11-22-2020, 12:46 PM
(10-18-2020, 12:40 AM)JJCarsonian Wrote: I've been battling some form of addiction for most of this decade. First, it was opiate, then over the last 4 years or so it has been Kratom. Alot of this struggle is mental. I know that much of addiction has underling causes that need to be healed. Looking back, I wasn't necessarily unhappy, but enjoyed the quick fix happiness painkillers brought. I seem to be always looking for a quick way to change my mood, nowadays. What is a good way to heal this aspect of myself?
I was addicted to Kratom for a couple of years. Eventually it got to the point that I had to take some every 5-6 hours or I would immediately have terrible withdrawals. It was also stimulating extremely negative emotional patterns, anger, rage, and sadness. At this point I decided to quit.
On the one hand I am grateful to Kratom for bringing a lot of dark emotions out of me that I had been hiding and didn't know were there, and helping me to confront them. On the other hand, they were beginning to consume me completely. There needed to be a balance.
First, you have to make the decision that you *are* going to quit. Don't make excuses for yourself about how you need it in your life or whatever. Once you return to normal consciousness you will be more like your old self again. You must commit to that decision. Once you're off the stuff, you'll realize quitting actually wasn't that hard.
Basically once I decided to quit I just used the remaining stash to wean myself off as much as I could, reducing my dosage daily. After I ran out I went cold turkey. Make no mistake, the withdrawals were horrible. It's like a combination of utter restlessness combined with being so tired you can hardly move. But you can't sleep either.

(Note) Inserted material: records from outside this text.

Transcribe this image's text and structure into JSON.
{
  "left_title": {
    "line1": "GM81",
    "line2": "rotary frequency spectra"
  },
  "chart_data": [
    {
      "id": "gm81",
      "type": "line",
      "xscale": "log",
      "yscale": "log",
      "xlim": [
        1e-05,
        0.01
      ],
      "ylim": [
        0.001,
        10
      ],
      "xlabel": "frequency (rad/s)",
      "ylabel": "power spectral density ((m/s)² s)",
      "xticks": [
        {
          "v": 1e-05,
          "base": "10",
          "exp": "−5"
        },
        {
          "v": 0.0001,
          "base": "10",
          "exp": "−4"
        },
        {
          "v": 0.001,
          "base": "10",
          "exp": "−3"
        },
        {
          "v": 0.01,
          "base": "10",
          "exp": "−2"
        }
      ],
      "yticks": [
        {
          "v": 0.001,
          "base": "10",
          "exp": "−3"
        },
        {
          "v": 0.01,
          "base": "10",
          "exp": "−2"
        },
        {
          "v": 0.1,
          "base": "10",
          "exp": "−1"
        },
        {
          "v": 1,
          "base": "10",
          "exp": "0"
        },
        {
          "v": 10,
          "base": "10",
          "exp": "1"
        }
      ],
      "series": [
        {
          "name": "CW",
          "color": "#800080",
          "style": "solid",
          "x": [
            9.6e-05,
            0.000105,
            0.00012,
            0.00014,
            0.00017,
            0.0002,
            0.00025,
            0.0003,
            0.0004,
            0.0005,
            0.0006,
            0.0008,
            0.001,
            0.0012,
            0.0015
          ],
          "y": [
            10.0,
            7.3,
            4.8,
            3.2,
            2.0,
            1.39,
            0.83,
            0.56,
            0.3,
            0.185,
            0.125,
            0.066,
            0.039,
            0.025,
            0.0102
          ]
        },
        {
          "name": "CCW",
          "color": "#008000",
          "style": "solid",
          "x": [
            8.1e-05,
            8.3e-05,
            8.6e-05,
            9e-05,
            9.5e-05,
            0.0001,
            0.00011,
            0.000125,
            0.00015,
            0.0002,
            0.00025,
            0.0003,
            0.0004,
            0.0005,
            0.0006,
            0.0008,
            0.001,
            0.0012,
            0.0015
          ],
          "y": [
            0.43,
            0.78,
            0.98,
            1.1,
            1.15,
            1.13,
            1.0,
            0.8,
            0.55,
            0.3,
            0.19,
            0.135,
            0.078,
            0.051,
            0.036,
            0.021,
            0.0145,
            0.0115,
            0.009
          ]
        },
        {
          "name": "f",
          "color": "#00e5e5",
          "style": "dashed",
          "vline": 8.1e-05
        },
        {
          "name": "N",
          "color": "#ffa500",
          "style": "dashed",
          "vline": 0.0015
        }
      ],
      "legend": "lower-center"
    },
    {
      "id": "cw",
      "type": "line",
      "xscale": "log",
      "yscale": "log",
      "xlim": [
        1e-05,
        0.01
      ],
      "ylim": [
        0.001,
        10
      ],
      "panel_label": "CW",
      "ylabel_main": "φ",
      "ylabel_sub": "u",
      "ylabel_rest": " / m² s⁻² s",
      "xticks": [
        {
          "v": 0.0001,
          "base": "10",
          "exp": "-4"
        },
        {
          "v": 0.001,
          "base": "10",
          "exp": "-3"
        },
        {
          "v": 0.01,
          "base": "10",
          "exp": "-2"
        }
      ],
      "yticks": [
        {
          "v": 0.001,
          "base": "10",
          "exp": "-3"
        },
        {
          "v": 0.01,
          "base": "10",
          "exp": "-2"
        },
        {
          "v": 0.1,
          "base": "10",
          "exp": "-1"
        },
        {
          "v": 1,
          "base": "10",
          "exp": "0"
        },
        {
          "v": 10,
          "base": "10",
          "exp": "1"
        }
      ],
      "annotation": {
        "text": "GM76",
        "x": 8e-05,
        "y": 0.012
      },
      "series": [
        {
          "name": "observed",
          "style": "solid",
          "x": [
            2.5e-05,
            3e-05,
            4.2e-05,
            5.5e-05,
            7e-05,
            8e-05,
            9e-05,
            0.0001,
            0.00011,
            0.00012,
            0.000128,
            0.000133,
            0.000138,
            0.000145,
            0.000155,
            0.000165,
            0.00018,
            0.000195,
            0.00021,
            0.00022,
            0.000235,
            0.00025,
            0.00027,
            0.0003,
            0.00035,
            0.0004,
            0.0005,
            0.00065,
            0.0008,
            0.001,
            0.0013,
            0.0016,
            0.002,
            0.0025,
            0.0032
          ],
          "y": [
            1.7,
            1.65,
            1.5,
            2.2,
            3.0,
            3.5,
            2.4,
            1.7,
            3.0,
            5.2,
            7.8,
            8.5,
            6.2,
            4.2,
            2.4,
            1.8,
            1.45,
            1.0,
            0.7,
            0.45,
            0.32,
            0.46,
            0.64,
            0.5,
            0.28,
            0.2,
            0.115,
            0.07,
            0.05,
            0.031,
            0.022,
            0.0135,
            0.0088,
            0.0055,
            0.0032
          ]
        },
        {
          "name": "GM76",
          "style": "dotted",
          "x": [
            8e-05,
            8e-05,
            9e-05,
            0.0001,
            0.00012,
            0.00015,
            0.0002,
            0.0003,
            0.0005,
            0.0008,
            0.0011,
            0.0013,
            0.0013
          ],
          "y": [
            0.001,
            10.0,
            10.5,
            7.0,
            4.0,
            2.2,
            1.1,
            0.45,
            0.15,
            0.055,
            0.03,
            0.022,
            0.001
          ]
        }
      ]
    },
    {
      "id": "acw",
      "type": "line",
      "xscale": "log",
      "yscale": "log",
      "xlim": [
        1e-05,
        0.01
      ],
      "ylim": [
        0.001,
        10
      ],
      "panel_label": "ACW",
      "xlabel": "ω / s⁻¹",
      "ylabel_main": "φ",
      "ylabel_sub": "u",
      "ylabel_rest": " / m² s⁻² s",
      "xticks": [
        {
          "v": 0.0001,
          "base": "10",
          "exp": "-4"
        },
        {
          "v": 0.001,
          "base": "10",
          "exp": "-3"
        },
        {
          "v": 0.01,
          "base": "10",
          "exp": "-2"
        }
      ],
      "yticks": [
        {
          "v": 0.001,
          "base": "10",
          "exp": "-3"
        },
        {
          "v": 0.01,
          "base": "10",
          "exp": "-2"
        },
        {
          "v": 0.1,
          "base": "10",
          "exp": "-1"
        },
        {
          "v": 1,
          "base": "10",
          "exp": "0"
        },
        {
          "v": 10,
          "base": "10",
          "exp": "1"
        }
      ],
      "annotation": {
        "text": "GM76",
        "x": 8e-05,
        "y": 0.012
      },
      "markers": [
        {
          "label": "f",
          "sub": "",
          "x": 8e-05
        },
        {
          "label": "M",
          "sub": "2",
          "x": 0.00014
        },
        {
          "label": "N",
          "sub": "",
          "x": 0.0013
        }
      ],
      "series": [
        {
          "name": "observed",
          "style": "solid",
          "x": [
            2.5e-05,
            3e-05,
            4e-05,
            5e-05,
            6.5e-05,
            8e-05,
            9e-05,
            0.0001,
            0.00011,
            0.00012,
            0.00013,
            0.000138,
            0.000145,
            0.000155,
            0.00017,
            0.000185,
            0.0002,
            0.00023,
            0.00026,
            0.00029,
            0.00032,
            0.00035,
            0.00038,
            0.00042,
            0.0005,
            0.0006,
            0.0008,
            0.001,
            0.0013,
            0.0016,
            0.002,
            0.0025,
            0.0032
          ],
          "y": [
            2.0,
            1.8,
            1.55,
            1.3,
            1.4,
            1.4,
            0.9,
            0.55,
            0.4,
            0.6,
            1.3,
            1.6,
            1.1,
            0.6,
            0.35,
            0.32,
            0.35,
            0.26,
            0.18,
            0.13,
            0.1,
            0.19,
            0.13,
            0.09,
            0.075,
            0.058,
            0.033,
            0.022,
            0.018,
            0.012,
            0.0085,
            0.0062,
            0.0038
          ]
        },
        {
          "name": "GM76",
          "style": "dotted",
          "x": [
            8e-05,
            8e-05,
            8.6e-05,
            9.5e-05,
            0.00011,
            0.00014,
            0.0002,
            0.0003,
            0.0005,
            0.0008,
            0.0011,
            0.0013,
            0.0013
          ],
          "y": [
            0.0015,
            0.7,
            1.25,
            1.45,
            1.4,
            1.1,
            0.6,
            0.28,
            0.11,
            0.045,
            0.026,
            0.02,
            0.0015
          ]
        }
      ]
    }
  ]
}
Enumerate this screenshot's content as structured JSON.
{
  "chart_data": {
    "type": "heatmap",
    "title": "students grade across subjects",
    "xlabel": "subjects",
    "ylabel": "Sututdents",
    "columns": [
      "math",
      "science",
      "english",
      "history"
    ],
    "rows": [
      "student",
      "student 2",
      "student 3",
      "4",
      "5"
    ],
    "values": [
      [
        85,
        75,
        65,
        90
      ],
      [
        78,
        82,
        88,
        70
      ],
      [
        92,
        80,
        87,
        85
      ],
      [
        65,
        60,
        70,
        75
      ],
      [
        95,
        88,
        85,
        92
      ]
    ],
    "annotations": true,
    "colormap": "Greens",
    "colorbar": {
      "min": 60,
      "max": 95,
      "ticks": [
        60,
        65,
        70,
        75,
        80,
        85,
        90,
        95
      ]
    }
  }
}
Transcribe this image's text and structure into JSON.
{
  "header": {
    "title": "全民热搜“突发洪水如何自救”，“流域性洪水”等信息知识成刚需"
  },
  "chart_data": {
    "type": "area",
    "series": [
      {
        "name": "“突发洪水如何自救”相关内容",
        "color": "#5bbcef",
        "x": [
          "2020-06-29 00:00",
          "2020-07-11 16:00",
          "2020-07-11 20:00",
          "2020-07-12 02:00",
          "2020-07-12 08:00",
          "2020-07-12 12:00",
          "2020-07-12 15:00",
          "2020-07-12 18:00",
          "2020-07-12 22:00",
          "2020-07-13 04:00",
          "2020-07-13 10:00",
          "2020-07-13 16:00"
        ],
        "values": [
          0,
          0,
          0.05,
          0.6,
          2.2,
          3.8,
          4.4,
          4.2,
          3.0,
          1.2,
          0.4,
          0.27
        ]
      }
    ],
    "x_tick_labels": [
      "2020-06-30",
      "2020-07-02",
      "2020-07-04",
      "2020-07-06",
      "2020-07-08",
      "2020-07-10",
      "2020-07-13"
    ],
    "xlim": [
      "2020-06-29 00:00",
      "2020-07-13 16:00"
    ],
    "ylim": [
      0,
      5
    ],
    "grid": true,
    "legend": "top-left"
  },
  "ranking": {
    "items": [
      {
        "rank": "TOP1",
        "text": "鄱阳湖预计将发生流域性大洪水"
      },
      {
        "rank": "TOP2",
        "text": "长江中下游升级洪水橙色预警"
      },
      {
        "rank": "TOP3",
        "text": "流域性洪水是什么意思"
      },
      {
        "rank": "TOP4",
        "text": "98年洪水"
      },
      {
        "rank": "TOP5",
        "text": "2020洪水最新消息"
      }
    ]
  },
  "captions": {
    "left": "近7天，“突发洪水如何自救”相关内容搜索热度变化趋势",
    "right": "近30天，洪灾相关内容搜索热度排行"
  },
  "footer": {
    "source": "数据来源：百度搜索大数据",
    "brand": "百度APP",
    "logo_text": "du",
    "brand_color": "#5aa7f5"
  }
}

It feels like death. However, after a week or so, the worst of the withdrawals will be over with, and you will feel a sense of pride that you managed to accomplish it. There are some longer-term affects you may have to deal with. For me, even though the worst of the withdraws were over I still could hardly sleep for several weeks after quitting cold turkey. I was averaging maybe 2-3 hours of sleep a night for about a month. For some reason Kratom addiction messes with your ability to sleep. However, after about a month, this too went away, and I began to be able to sleep normally again... it was like something just switched in my brain and suddenly I was completely back to normal.
Ever since then, I've made a fuller recovery at an emotional level. Less outbursts. Less anger. Less sadness. And at the same time I've evaluated the root causes of the emotional pain the Kratom was bringing out of me and managed to make some greater realizations at a psychological and spiritual level. So I wouldn't say it was a complete waste.. the Kratom did help to force me to confront some things from my past that I had been ignoring.